Although I won't take the time to share most of Saer's "evidence," I'll let him describe the gist of the argument at his leisure (34):
Ese cuento ha servido a muchos estudiosos para deducir de él la quintaesencia de la poética borgiana, su manifiesto sobre la figura del creador y de su concepción de la literatura. En rigor de verdad, la idea que Borges tiene de la literatura es exactamente opuesta a la de Pierre Menard: su cuento es una satira de "las normas parisinas en materias de sentimiento" y el personaje principal una caricatura, o una reducción al absurdo, de Paul Valéry. Comparar a Borges con su criatura sería, más que una equivocación crítica, una verdadera ofensa: para Borges, Pierre Menard es, en el major de los casos, un frívolo, y, en el peor, un plagio y un charlatan. "Pierre Menard..." es uno de los hechos más curiosos de la literatura contempóranea: un texto al que la crítica, que sin embargo rara vez deja de percibir su intención satirica, se obstina en interpretar al revés de lo que el autor se ha propuesto.
[That short story has obliged many scholars to deduce the quintessence of Borgesian poetics from it--his manifesto on the creator figure and on his conception of literature. Strictly speaking the truth, the idea that Borges has about literature is the exact opposite of what Pierre Menard has: his tale is a satire of "the Parisian norms in sentimental matters" and the main character a caricature, or a reductio ad absurdum, of Paul Válery.

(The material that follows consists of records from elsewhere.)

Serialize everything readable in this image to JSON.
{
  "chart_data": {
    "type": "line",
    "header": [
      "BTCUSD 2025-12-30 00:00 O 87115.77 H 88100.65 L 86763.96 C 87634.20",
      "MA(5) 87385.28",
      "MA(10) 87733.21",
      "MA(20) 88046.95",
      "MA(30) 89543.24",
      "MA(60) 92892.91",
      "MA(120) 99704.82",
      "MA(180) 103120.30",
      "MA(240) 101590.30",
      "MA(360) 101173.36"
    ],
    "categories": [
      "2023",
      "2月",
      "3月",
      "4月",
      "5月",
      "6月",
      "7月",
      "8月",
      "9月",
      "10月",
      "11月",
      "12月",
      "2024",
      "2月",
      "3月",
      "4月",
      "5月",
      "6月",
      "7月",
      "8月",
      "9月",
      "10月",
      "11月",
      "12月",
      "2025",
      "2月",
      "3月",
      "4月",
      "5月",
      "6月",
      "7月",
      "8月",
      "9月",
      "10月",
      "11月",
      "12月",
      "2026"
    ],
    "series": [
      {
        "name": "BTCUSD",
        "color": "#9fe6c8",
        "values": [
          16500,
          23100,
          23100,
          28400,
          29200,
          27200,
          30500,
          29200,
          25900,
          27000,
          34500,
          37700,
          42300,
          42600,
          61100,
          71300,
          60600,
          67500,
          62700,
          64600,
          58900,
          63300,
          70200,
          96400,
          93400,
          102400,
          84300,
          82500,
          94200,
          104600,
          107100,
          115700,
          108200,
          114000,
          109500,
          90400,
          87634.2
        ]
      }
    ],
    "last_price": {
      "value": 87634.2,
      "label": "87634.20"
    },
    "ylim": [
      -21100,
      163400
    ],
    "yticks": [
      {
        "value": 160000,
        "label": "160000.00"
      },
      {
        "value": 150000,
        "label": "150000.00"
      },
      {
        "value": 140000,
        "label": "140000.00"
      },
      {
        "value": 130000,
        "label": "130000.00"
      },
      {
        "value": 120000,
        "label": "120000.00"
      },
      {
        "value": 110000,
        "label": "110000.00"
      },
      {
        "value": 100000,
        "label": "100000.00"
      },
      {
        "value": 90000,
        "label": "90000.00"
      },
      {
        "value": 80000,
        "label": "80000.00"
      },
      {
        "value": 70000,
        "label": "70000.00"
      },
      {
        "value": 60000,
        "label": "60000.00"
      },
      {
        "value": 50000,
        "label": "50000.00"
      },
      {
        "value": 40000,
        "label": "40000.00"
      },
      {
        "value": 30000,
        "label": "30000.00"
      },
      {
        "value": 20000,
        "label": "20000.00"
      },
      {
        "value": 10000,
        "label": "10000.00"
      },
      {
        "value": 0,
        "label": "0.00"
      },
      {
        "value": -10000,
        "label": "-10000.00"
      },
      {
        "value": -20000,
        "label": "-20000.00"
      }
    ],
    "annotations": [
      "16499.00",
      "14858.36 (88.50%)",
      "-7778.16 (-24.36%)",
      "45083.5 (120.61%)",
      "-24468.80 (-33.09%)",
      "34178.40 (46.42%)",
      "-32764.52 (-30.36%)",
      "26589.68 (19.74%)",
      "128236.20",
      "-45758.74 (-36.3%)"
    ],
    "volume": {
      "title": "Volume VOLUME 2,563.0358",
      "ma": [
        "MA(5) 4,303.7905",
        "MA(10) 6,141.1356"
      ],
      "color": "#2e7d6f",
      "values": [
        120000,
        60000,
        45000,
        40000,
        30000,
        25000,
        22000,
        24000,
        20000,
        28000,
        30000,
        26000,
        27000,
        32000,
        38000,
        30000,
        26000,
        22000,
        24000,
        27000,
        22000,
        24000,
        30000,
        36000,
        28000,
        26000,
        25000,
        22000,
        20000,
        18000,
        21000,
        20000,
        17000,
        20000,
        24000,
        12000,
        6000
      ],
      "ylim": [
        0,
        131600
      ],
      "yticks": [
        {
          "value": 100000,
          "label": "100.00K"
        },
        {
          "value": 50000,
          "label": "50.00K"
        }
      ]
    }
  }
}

Comparing Borges with his creation would be, more than just an error in criticism, a true offense: for Borges, Pierre Menard is, in the best of cases, a frivolous person, and, in the worst, a plagiarist and a charlatan. "Pierre Menard..." is one of the most curious matters in contemporary literature: a text in which the critics, who rarely stop perceiving its satiric intentions, are however obstinate in interpreting it in the reverse way in which the author has proposed.]

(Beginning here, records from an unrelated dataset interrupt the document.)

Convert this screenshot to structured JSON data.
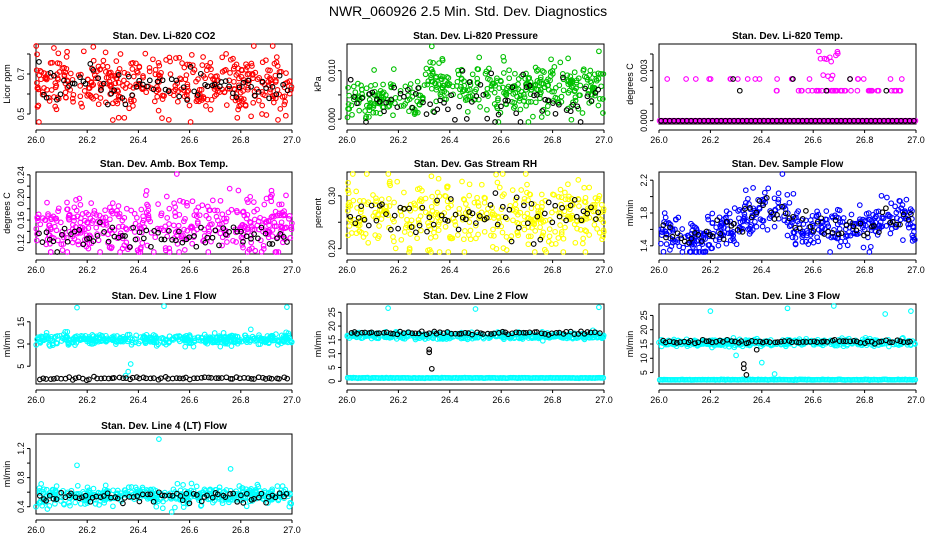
{
  "figure": {
    "title": "NWR_060926  2.5 Min. Std. Dev. Diagnostics"
  },
  "chart_data": [
    {
      "id": "co2",
      "type": "scatter",
      "title": "Stan. Dev. Li-820 CO2",
      "ylabel": "Licor ppm",
      "xlim": [
        26.0,
        27.0
      ],
      "ylim": [
        0.45,
        0.85
      ],
      "xticks": [
        26.0,
        26.2,
        26.4,
        26.6,
        26.8,
        27.0
      ],
      "xticklabels": [
        "26.0",
        "26.2",
        "26.4",
        "26.6",
        "26.8",
        "27.0"
      ],
      "yticks": [
        0.5,
        0.6,
        0.7,
        0.8
      ],
      "yticklabels": [
        "0.5",
        "",
        "0.7",
        ""
      ],
      "color": "#ff0000",
      "main_center": 0.65,
      "main_spread": 0.07,
      "main_n": 420,
      "black_center": 0.64,
      "black_spread": 0.05,
      "black_n": 70,
      "extra_points": [
        {
          "x": 26.07,
          "y": 0.83
        },
        {
          "x": 26.3,
          "y": 0.47
        },
        {
          "x": 26.33,
          "y": 0.8
        }
      ]
    },
    {
      "id": "pressure",
      "type": "scatter",
      "title": "Stan. Dev. Li-820 Pressure",
      "ylabel": "kPa",
      "xlim": [
        26.0,
        27.0
      ],
      "ylim": [
        -0.001,
        0.0155
      ],
      "xticks": [
        26.0,
        26.2,
        26.4,
        26.6,
        26.8,
        27.0
      ],
      "xticklabels": [
        "26.0",
        "26.2",
        "26.4",
        "26.6",
        "26.8",
        "27.0"
      ],
      "yticks": [
        0.0,
        0.005,
        0.01
      ],
      "yticklabels": [
        "0.000",
        "",
        "0.010"
      ],
      "color": "#00c000",
      "main_center": 0.0065,
      "main_spread": 0.0025,
      "main_n": 420,
      "black_center": 0.004,
      "black_spread": 0.0025,
      "black_n": 70,
      "extra_points": [
        {
          "x": 26.33,
          "y": 0.015
        },
        {
          "x": 26.98,
          "y": 0.014
        }
      ]
    },
    {
      "id": "temp",
      "type": "scatter",
      "title": "Stan. Dev. Li-820 Temp.",
      "ylabel": "degrees C",
      "xlim": [
        26.0,
        27.0
      ],
      "ylim": [
        -0.0002,
        0.0046
      ],
      "xticks": [
        26.0,
        26.2,
        26.4,
        26.6,
        26.8,
        27.0
      ],
      "xticklabels": [
        "26.0",
        "26.2",
        "26.4",
        "26.6",
        "26.8",
        "27.0"
      ],
      "yticks": [
        0.0,
        0.001,
        0.002,
        0.003,
        0.004
      ],
      "yticklabels": [
        "0.000",
        "",
        "",
        "0.003",
        ""
      ],
      "color": "#ff00ff",
      "levels": [
        0.0,
        0.0018,
        0.0025
      ],
      "black_level": 0.0
    },
    {
      "id": "ambbox",
      "type": "scatter",
      "title": "Stan. Dev. Amb. Box Temp.",
      "ylabel": "degrees C",
      "xlim": [
        26.0,
        27.0
      ],
      "ylim": [
        0.1,
        0.245
      ],
      "xticks": [
        26.0,
        26.2,
        26.4,
        26.6,
        26.8,
        27.0
      ],
      "xticklabels": [
        "26.0",
        "26.2",
        "26.4",
        "26.6",
        "26.8",
        "27.0"
      ],
      "yticks": [
        0.12,
        0.14,
        0.16,
        0.18,
        0.2,
        0.22,
        0.24
      ],
      "yticklabels": [
        "0.12",
        "",
        "0.16",
        "",
        "0.20",
        "",
        "0.24"
      ],
      "color": "#ff00ff",
      "main_center": 0.15,
      "main_spread": 0.025,
      "main_n": 420,
      "black_center": 0.13,
      "black_spread": 0.01,
      "black_n": 70,
      "extra_points": [
        {
          "x": 26.55,
          "y": 0.243
        }
      ]
    },
    {
      "id": "gasrh",
      "type": "scatter",
      "title": "Stan. Dev. Gas Stream RH",
      "ylabel": "percent",
      "xlim": [
        26.0,
        27.0
      ],
      "ylim": [
        0.19,
        0.345
      ],
      "xticks": [
        26.0,
        26.2,
        26.4,
        26.6,
        26.8,
        27.0
      ],
      "xticklabels": [
        "26.0",
        "26.2",
        "26.4",
        "26.6",
        "26.8",
        "27.0"
      ],
      "yticks": [
        0.2,
        0.25,
        0.3
      ],
      "yticklabels": [
        "0.20",
        "",
        "0.30"
      ],
      "color": "#ffff00",
      "main_center": 0.265,
      "main_spread": 0.03,
      "main_n": 420,
      "black_center": 0.26,
      "black_spread": 0.02,
      "black_n": 70,
      "extra_points": [
        {
          "x": 26.58,
          "y": 0.34
        },
        {
          "x": 26.9,
          "y": 0.33
        }
      ]
    },
    {
      "id": "sampleflow",
      "type": "scatter",
      "title": "Stan. Dev. Sample Flow",
      "ylabel": "ml/min",
      "xlim": [
        26.0,
        27.0
      ],
      "ylim": [
        1.3,
        2.3
      ],
      "xticks": [
        26.0,
        26.2,
        26.4,
        26.6,
        26.8,
        27.0
      ],
      "xticklabels": [
        "26.0",
        "26.2",
        "26.4",
        "26.6",
        "26.8",
        "27.0"
      ],
      "yticks": [
        1.4,
        1.6,
        1.8,
        2.0,
        2.2
      ],
      "yticklabels": [
        "1.4",
        "",
        "1.8",
        "",
        "2.2"
      ],
      "color": "#0000ff",
      "trend": "sampleflow",
      "main_spread": 0.12,
      "main_n": 420,
      "black_n": 70,
      "extra_points": [
        {
          "x": 26.48,
          "y": 2.28
        }
      ]
    },
    {
      "id": "line1",
      "type": "scatter",
      "title": "Stan. Dev. Line 1 Flow",
      "ylabel": "ml/min",
      "xlim": [
        26.0,
        27.0
      ],
      "ylim": [
        1.0,
        19.0
      ],
      "xticks": [
        26.0,
        26.2,
        26.4,
        26.6,
        26.8,
        27.0
      ],
      "xticklabels": [
        "26.0",
        "26.2",
        "26.4",
        "26.6",
        "26.8",
        "27.0"
      ],
      "yticks": [
        5,
        10,
        15
      ],
      "yticklabels": [
        "5",
        "10",
        "15"
      ],
      "color": "#00ffff",
      "main_center": 11.0,
      "main_spread": 0.6,
      "main_n": 420,
      "black_center": 2.3,
      "black_spread": 0.15,
      "black_n": 70,
      "extra_points": [
        {
          "x": 26.16,
          "y": 18.2
        },
        {
          "x": 26.5,
          "y": 18.5
        },
        {
          "x": 26.98,
          "y": 18.3
        },
        {
          "x": 26.37,
          "y": 5.5
        },
        {
          "x": 26.36,
          "y": 3.8
        },
        {
          "x": 26.35,
          "y": 2.9
        }
      ]
    },
    {
      "id": "line2",
      "type": "scatter",
      "title": "Stan. Dev. Line 2 Flow",
      "ylabel": "ml/min",
      "xlim": [
        26.0,
        27.0
      ],
      "ylim": [
        -1.0,
        28.0
      ],
      "xticks": [
        26.0,
        26.2,
        26.4,
        26.6,
        26.8,
        27.0
      ],
      "xticklabels": [
        "26.0",
        "26.2",
        "26.4",
        "26.6",
        "26.8",
        "27.0"
      ],
      "yticks": [
        0,
        5,
        10,
        15,
        20,
        25
      ],
      "yticklabels": [
        "0",
        "5",
        "10",
        "15",
        "20",
        "25"
      ],
      "color": "#00ffff",
      "main_center": 16.5,
      "main_spread": 0.6,
      "main_n": 420,
      "low_band": 1.2,
      "black_center": 17.5,
      "black_spread": 0.3,
      "black_n": 70,
      "extra_points": [
        {
          "x": 26.16,
          "y": 26.5
        },
        {
          "x": 26.98,
          "y": 26.8
        },
        {
          "x": 26.5,
          "y": 26.2
        }
      ],
      "black_extra": [
        {
          "x": 26.32,
          "y": 11.5
        },
        {
          "x": 26.32,
          "y": 10.5
        },
        {
          "x": 26.33,
          "y": 4.5
        }
      ]
    },
    {
      "id": "line3",
      "type": "scatter",
      "title": "Stan. Dev. Line 3 Flow",
      "ylabel": "ml/min",
      "xlim": [
        26.0,
        27.0
      ],
      "ylim": [
        1.0,
        29.0
      ],
      "xticks": [
        26.0,
        26.2,
        26.4,
        26.6,
        26.8,
        27.0
      ],
      "xticklabels": [
        "26.0",
        "26.2",
        "26.4",
        "26.6",
        "26.8",
        "27.0"
      ],
      "yticks": [
        5,
        10,
        15,
        20,
        25
      ],
      "yticklabels": [
        "5",
        "10",
        "15",
        "20",
        "25"
      ],
      "color": "#00ffff",
      "main_center": 15.5,
      "main_spread": 0.6,
      "main_n": 420,
      "low_band": 2.5,
      "black_center": 15.8,
      "black_spread": 0.3,
      "black_n": 70,
      "extra_points": [
        {
          "x": 26.2,
          "y": 26.5
        },
        {
          "x": 26.5,
          "y": 27.5
        },
        {
          "x": 26.68,
          "y": 28.5
        },
        {
          "x": 26.88,
          "y": 25.5
        },
        {
          "x": 26.98,
          "y": 26.5
        },
        {
          "x": 26.45,
          "y": 4.5
        },
        {
          "x": 26.4,
          "y": 8.5
        },
        {
          "x": 26.3,
          "y": 11.0
        }
      ],
      "black_extra": [
        {
          "x": 26.33,
          "y": 8.0
        },
        {
          "x": 26.33,
          "y": 6.5
        },
        {
          "x": 26.34,
          "y": 4.2
        },
        {
          "x": 26.38,
          "y": 13.0
        }
      ]
    },
    {
      "id": "line4",
      "type": "scatter",
      "title": "Stan. Dev. Line 4 (LT) Flow",
      "ylabel": "ml/min",
      "xlim": [
        26.0,
        27.0
      ],
      "ylim": [
        0.3,
        1.4
      ],
      "xticks": [
        26.0,
        26.2,
        26.4,
        26.6,
        26.8,
        27.0
      ],
      "xticklabels": [
        "26.0",
        "26.2",
        "26.4",
        "26.6",
        "26.8",
        "27.0"
      ],
      "yticks": [
        0.4,
        0.6,
        0.8,
        1.0,
        1.2
      ],
      "yticklabels": [
        "0.4",
        "",
        "0.8",
        "",
        "1.2"
      ],
      "color": "#00ffff",
      "main_center": 0.55,
      "main_spread": 0.06,
      "main_n": 420,
      "black_center": 0.53,
      "black_spread": 0.04,
      "black_n": 70,
      "extra_points": [
        {
          "x": 26.16,
          "y": 0.97
        },
        {
          "x": 26.48,
          "y": 1.33
        },
        {
          "x": 26.76,
          "y": 0.92
        },
        {
          "x": 26.53,
          "y": 0.32
        },
        {
          "x": 26.47,
          "y": 0.4
        }
      ]
    }
  ]
}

Whatever you make of Saer's argument here (I realize that it's difficult to assess through an intermediary, and I've intentionally left out a lot of other good stuff and/or contradictory evidence due to sheer lack of time), one of the most compelling ideas that I
took away from it is Saer's contention that "Pierre Menard, Author of the Quixote" is "un arreglo de cuentas con la literatura francesa --o con la idea que Borges se hacía en los años treinta de la literatura francesa" ["a settling of accounts with French literature--or with the idea of French literature that Borges had in the 1930s"] (36). Saer mentions symbolism and Paul Valéry as Borges' particular targets before concluding that, "excepción hecha de Flaubert, de algunos versos de Verlaine y del inenarrable Leon Bloy, Borges consideraba la literatura francesa como artificial y frívola" ["with the exception of Flaubert, of some of Verlaine's verses, and of the inexpressible León Bloy, Borges considered French literature as artificial and frivolous"] (36). The irony of all this? According to Saer, it's the fact that Borges' work well post-"Pierre Menard" "comienza a ser apreciada en Francia en pleno auge del formalismo estructuralista y postestructuralista, que ha puesto de relieve, preferentemente, una version intelectualista de sus escritos" ["began to be appreciated in France at the peak of structuralism and post-structuralism, which has put in relief, preferentially, an intellectualized version of his writings"] (37). Saer, for his part, was a nouveau roman
fan who liked Borges' book regardless of its "dislates" ["nonsense"], "manías" ["manias"] and "extraños caprichos reunidos" ["collection of strange whims"]--saying that, as strange as it may seem, Textos cautivos
deserves to be ranked among Borges' best on account of its "sensatez teórica" ["theoretical sensibleness"], its "gracia verbal" ["verbal charm/gracefulness"] and its "humor constante" ["constant humor"] (32). Sounds like a good recommendation to me--and maybe it's about time to reread "Pierre Menard, autor del Quijote" while I'm at it. That story, whatever its true meaning, never grows old, you know?
"Borges francófobo" appears on pages 30-37 of Juan José Saer's 1997 El concepto de ficción (Buenos Aires: Seix Barral, 2012), my copy of which came in a whopping 3rd edition print run of--get this--only 500 copies.